Selecting an authentication platform is a flagship case of "tech selection that's hard to redo," since once you decide, you live with it for years. The pricing model (MAU billing), B2B SSO requirements, data sovereignty, implementation speed, and the risk of vendor lock-in — these bite later but are hard to see at the PoC stage.

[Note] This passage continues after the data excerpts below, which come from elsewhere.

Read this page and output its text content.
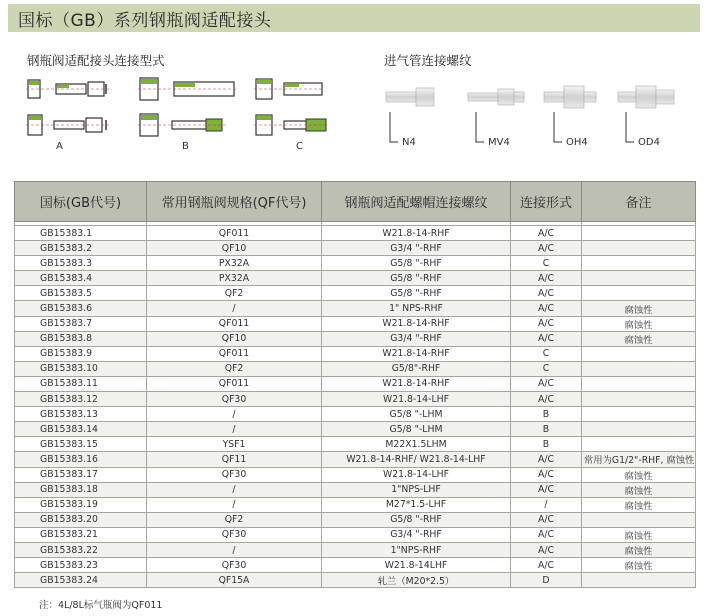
国标（GB）系列钢瓶阀适配接头
钢瓶阀适配接头连接型式	进气管连接螺纹
A	B	C	N4	MV4	OH4	OD4
国标(GB代号)	常用钢瓶阀规格(QF代号)	钢瓶阀适配螺帽连接螺纹	连接形式	备注

GB15383.1	QF011	W21.8-14-RHF	A/C	
GB15383.2	QF10	G3/4 "-RHF	A/C	
GB15383.3	PX32A	G5/8 "-RHF	C	
GB15383.4	PX32A	G5/8 "-RHF	A/C	
GB15383.5	QF2	G5/8 "-RHF	A/C	
GB15383.6	/	1" NPS-RHF	A/C	腐蚀性
GB15383.7	QF011	W21.8-14-RHF	A/C	腐蚀性
GB15383.8	QF10	G3/4 "-RHF	A/C	腐蚀性
GB15383.9	QF011	W21.8-14-RHF	C	
GB15383.10	QF2	G5/8"-RHF	C	
GB15383.11	QF011	W21.8-14-RHF	A/C	
GB15383.12	QF30	W21.8-14-LHF	A/C	
GB15383.13	/	G5/8 "-LHM	B	
GB15383.14	/	G5/8 "-LHM	B	
GB15383.15	YSF1	M22X1.5LHM	B	
GB15383.16	QF11	W21.8-14-RHF/ W21.8-14-LHF	A/C	常用为G1/2"-RHF, 腐蚀性
GB15383.17	QF30	W21.8-14-LHF	A/C	腐蚀性
GB15383.18	/	1"NPS-LHF	A/C	腐蚀性
GB15383.19	/	M27*1.5-LHF	/	腐蚀性
GB15383.20	QF2	G5/8 "-RHF	A/C	
GB15383.21	QF30	G3/4 "-RHF	A/C	腐蚀性
GB15383.22	/	1"NPS-RHF	A/C	腐蚀性
GB15383.23	QF30	W21.8-14LHF	A/C	腐蚀性
GB15383.24	QF15A	轧兰（M20*2.5）	D	
注：4L/8L标气瓶阀为QF011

This article organizes the four — Cognito, Auth0, Clerk, and Supabase Auth — by evaluation axes that let decision-makers judge "which should we choose." I myself designed enterprise SSO (RS256 JWT, OIDC/SAML) with AWS Cognito in an METI-Minister's-Award-winning B2B SaaS, implemented Cognito custom authentication (Lambda triggers) in a serverless payments platform, and rolled my own stateless JWT session layer with bulk revocation via tokenVersion in a subscription platform. Based on that implementation experience, I write — not hype, but narrowed to "which to use when."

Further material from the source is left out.